|
It doesn't take a genius to discern a medical
problem when someone is unconscious or bleeding. But in a surprising number
of cases, patients with numerous complaints are actually not ill at all,
and some patients who feel just fine do, in fact, have life-threatening
medical conditions.
The physical exam is the physician's first
tool, the gathering of vital signs its first step. Heart rate, respiratory
rate, blood pressure and temperature: they are called vital signs because
they measure functions vital to life.
But every clinician eventually comes to understand
that another diagnostic tool exists, not taught in any medical school.
You can tell if someone is sick just by looking at their face. This was
the case with a new patient who recently came to my office. Her face spoke
volumes. She had the same terror in her eyes as the man I knew hit by
the train. Her vital signs were stable, but it was obvious even before
the exam that she was dying from something.
Her explanation for her visit was confusing,
and she trembled with anxiety and sobbed intermittently. Eventually, the
details fell into order. She had visited the emergency room a year before,
after a sudden onset of pelvic pain. A ruptured ovarian cyst was found
to be the cause. Other cysts on her ovaries had appeared on the ultrasound
exam. But she had not seen a doctor since. And the pain was getting steadily
worse.
In her heart, she confessed, she knew she
was dying. Her mother had died from cancer a decade earlier. And she was
terrified of the suffering that was to take over her life.

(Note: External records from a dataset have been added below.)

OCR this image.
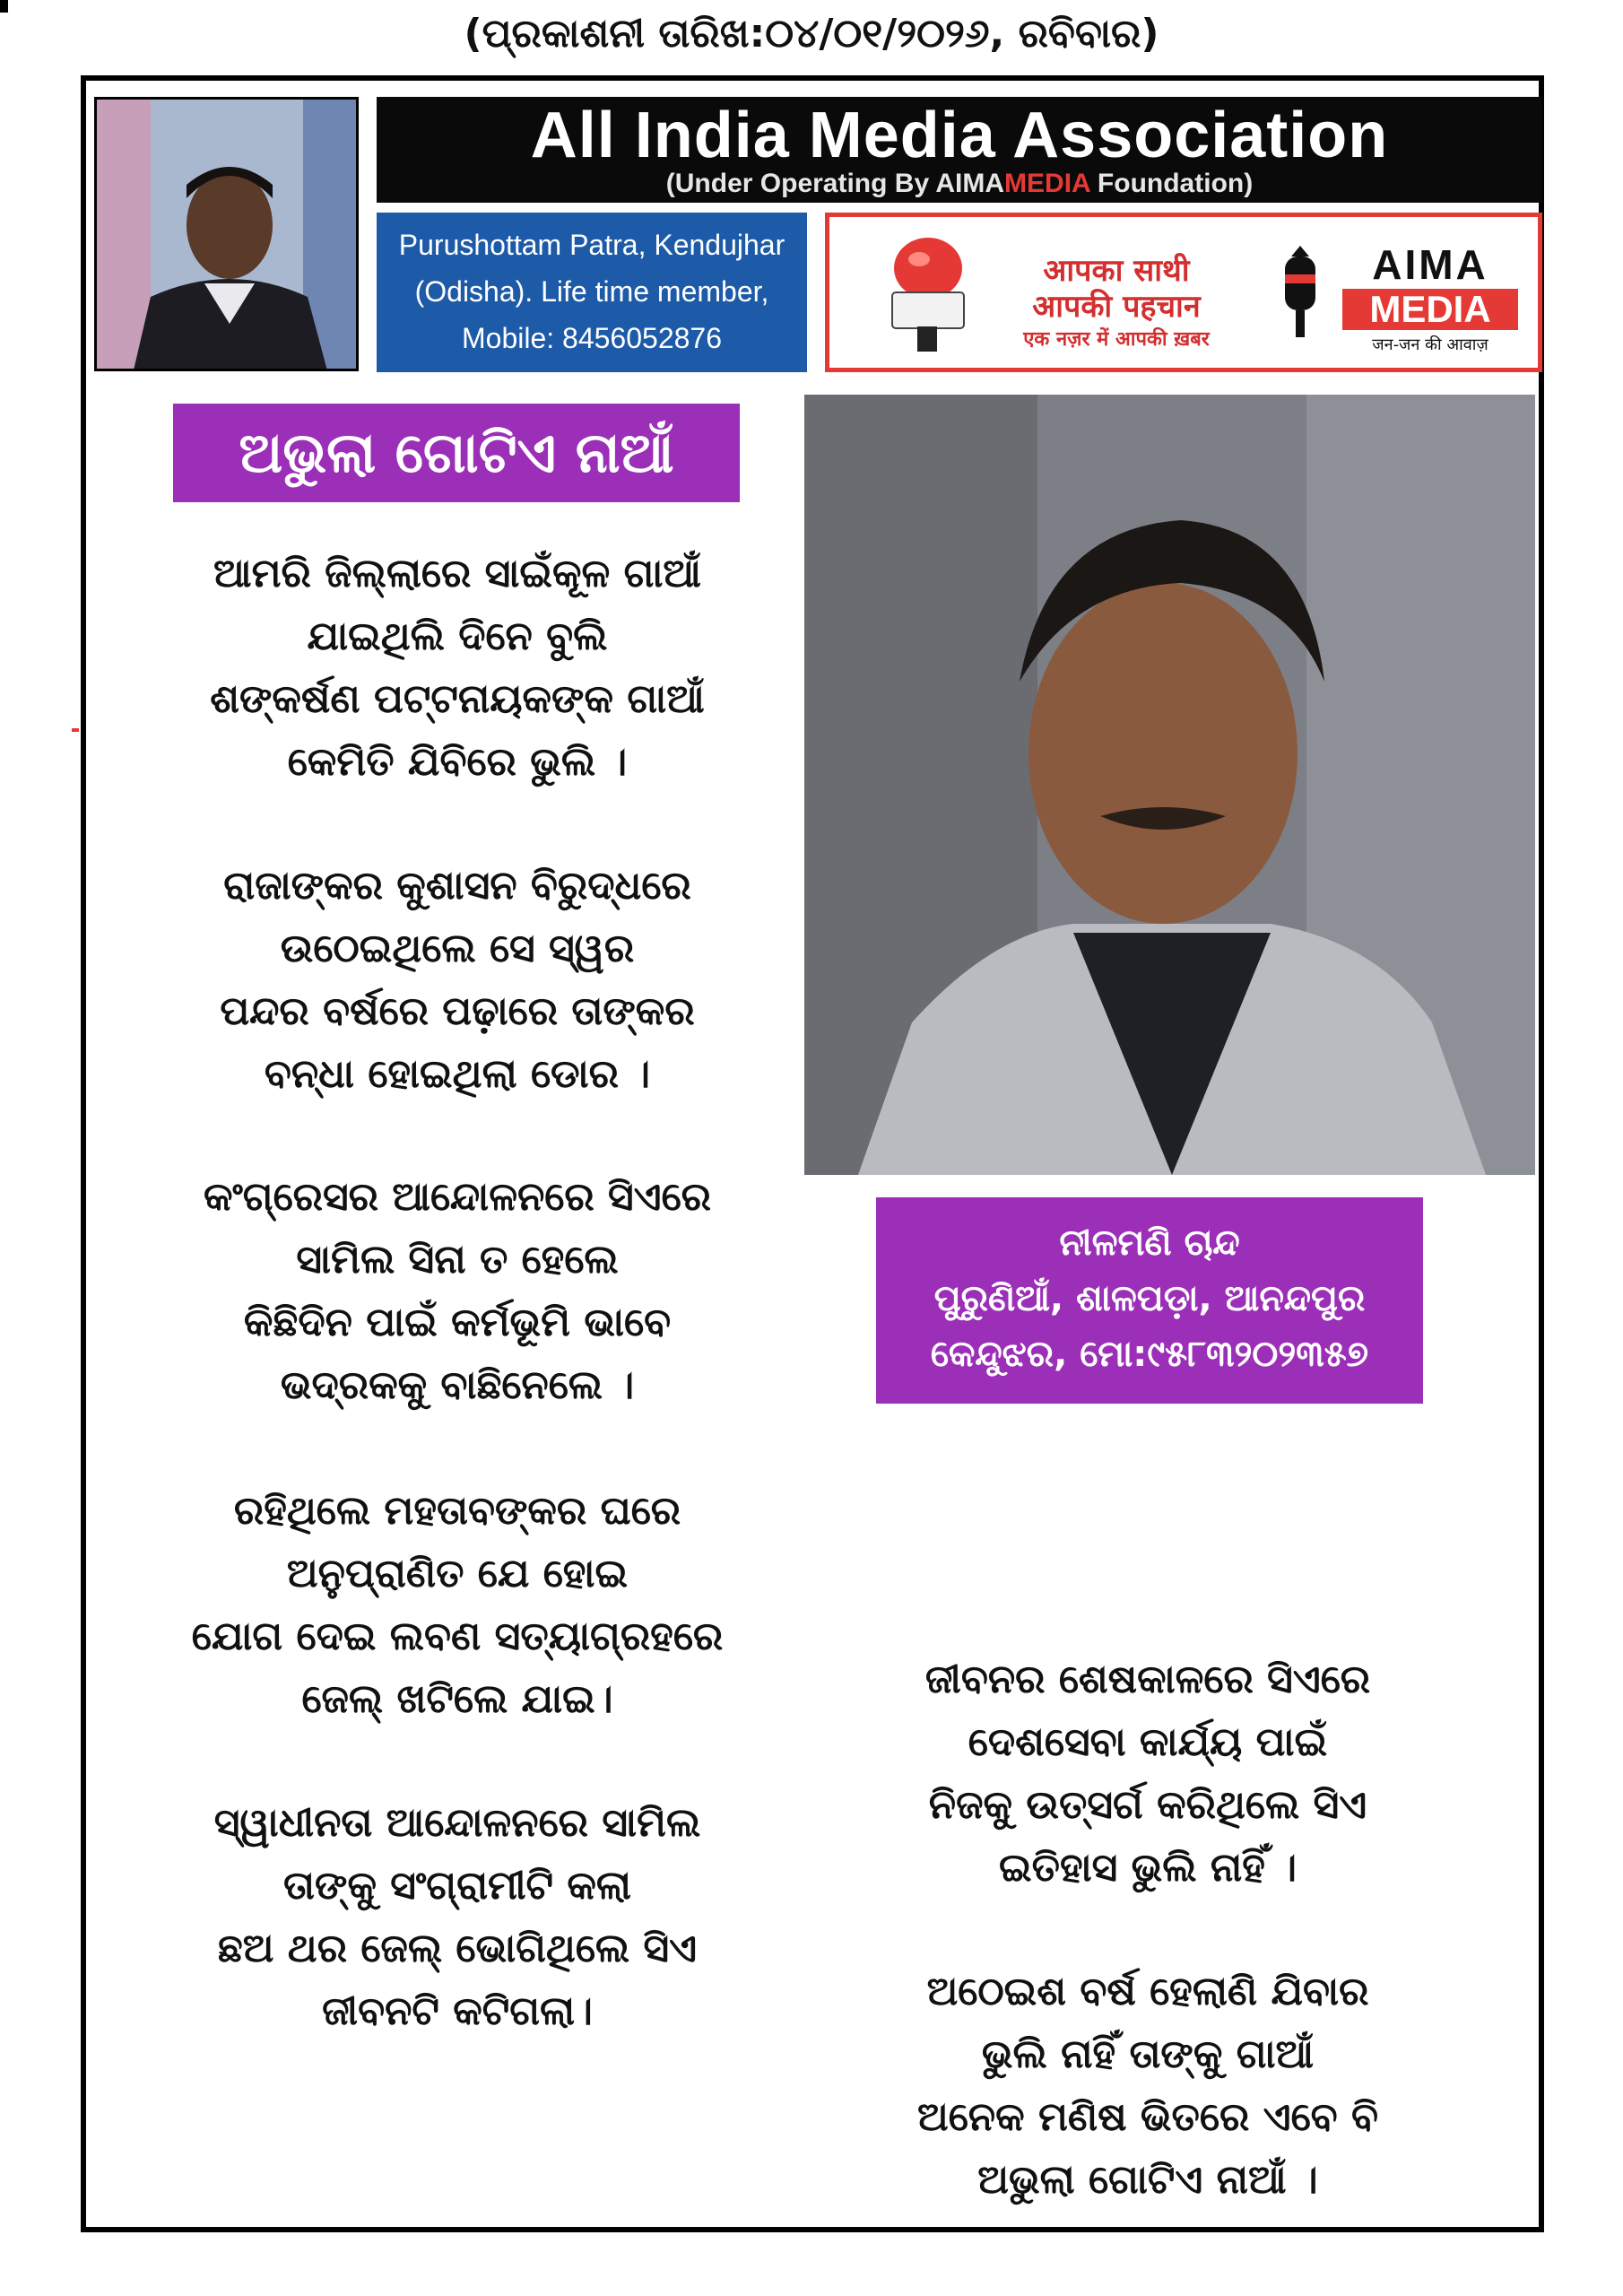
(ପ୍ରକାଶନୀ ତାରିଖ:୦୪/୦୧/୨୦୨୬, ରବିବାର)
All India Media Association
(Under Operating By AIMAMEDIA Foundation)
Purushottam Patra, Kendujhar
(Odisha). Life time member,
Mobile: 8456052876
आपका साथी
आपकी पहचान
एक नज़र में आपकी ख़बर
AIMA
MEDIA
जन-जन की आवाज़
ଅଭୁଲା ଗୋଟିଏ ନାଆଁ
ନୀଳମଣି ଚାନ୍ଦ
ପୁରୁଣିଆଁ, ଶାଳପଡ଼ା, ଆନନ୍ଦପୁର
କେନ୍ଦୁଝର, ମୋ:୯୫୮୩୨୦୨୩୫୭
ଆମରି ଜିଲ୍ଲାରେ ସାଇଁକୂଳ ଗାଆଁ
ଯାଇଥିଲି ଦିନେ ବୁଲି
ଶଙ୍କର୍ଷଣ ପଟ୍ଟନାୟକଙ୍କ ଗାଆଁ
କେମିତି ଯିବିରେ ଭୁଲି ।
ରାଜାଙ୍କର କୁଶାସନ ବିରୁଦ୍ଧରେ
ଉଠେଇଥିଲେ ସେ ସ୍ୱର
ପନ୍ଦର ବର୍ଷରେ ପଢ଼ାରେ ତାଙ୍କର
ବନ୍ଧା ହୋଇଥିଲା ଡୋର ।
କଂଗ୍ରେସର ଆନ୍ଦୋଳନରେ ସିଏରେ
ସାମିଲ ସିନା ତ ହେଲେ
କିଛିଦିନ ପାଇଁ କର୍ମଭୂମି ଭାବେ
ଭଦ୍ରକକୁ ବାଛିନେଲେ ।
ରହିଥିଲେ ମହତାବଙ୍କର ଘରେ
ଅନୁପ୍ରାଣିତ ଯେ ହୋଇ
ଯୋଗ ଦେଇ ଲବଣ ସତ୍ୟାଗ୍ରହରେ
ଜେଲ୍ ଖଟିଲେ ଯାଇ।
ସ୍ୱାଧୀନତା ଆନ୍ଦୋଳନରେ ସାମିଲ
ତାଙ୍କୁ ସଂଗ୍ରାମୀଟି କଲା
ଛଅ ଥର ଜେଲ୍ ଭୋଗିଥିଲେ ସିଏ
ଜୀବନଟି କଟିଗଲା।
ଜୀବନର ଶେଷକାଳରେ ସିଏରେ
ଦେଶସେବା କାର୍ଯ୍ୟ ପାଇଁ
ନିଜକୁ ଉତ୍ସର୍ଗ କରିଥିଲେ ସିଏ
ଇତିହାସ ଭୁଲି ନାହିଁ ।
ଅଠେଇଶ ବର୍ଷ ହେଲାଣି ଯିବାର
ଭୁଲି ନାହିଁ ତାଙ୍କୁ ଗାଆଁ
ଅନେକ ମଣିଷ ଭିତରେ ଏବେ ବି
ଅଭୁଲା ଗୋଟିଏ ନାଆଁ ।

Cancer was my first concern, of course. But
the physical exam turned up nothing suspicious. Furthermore, despite her
complaints of severe pain, she showed no tenderness in any specific area.
To confirm that everything was normal, and to put my patient's mind at
ease, I repeated the pelvic ultrasound test. There was no evidence of
cancer, and the cysts on her ovary had completely resolved and disappeared.
Profound relief washed over her face. She
broke down and was unable to speak. I left the exam room to give her some
privacy to sob and absorb her new prognosis. Fifteen minutes later a different
person emerged. Terror and Death had vanished from her eyes, and in their
place shone Life and Hope. She thanked me over and over. I felt awkward.
It was a remarkable transformation, but I had done nothing.
We spoke a while longer. I strongly wanted
to convey something to her that I felt it was crucial for her to understand.
"It's better for your body to die, than for you to be paralyzed just by
the fear of dying," I said. "You need to know that your soul is immortal
- just like mine, just like everyone else's." But my words felt weak,
and her perplexed expression confirmed that my explanation had missed
its target.
As I struggle to become a more skilled healer
and to understand the elusive pathway to health, this patient occupies
my thoughts. Medical science offers no comment about God, or the immortality
of the soul. Its advances have enabled doctors to perform amazing surgeries
and prescribe seemingly miraculous drugs. But as we increasingly rely
on science to prolong our lives and make them more comfortable, the absence
of spiritual commentary is a vacuum that is slowly eroding our faith.
Science tells us only that we are biological
organisms, our life on earth a tumultuous ride with a finite end. Along
the way we encounter pain, illness, the death of ones we love, and in
the end - our own death.
The vital sign that science ignores is Faith.
It is a spiritual vital sign, essential for good health. The healthiest
people I care for are those with strong faith in God, and in their purpose
for being alive. The vernacular and traditions of their different religious
traditions are not as important as the one factor: the insurmountable
presence of their Faith.
At the end of the ride, they see past the
wreckage of their mortal bodies - into the eternal journey of the soul.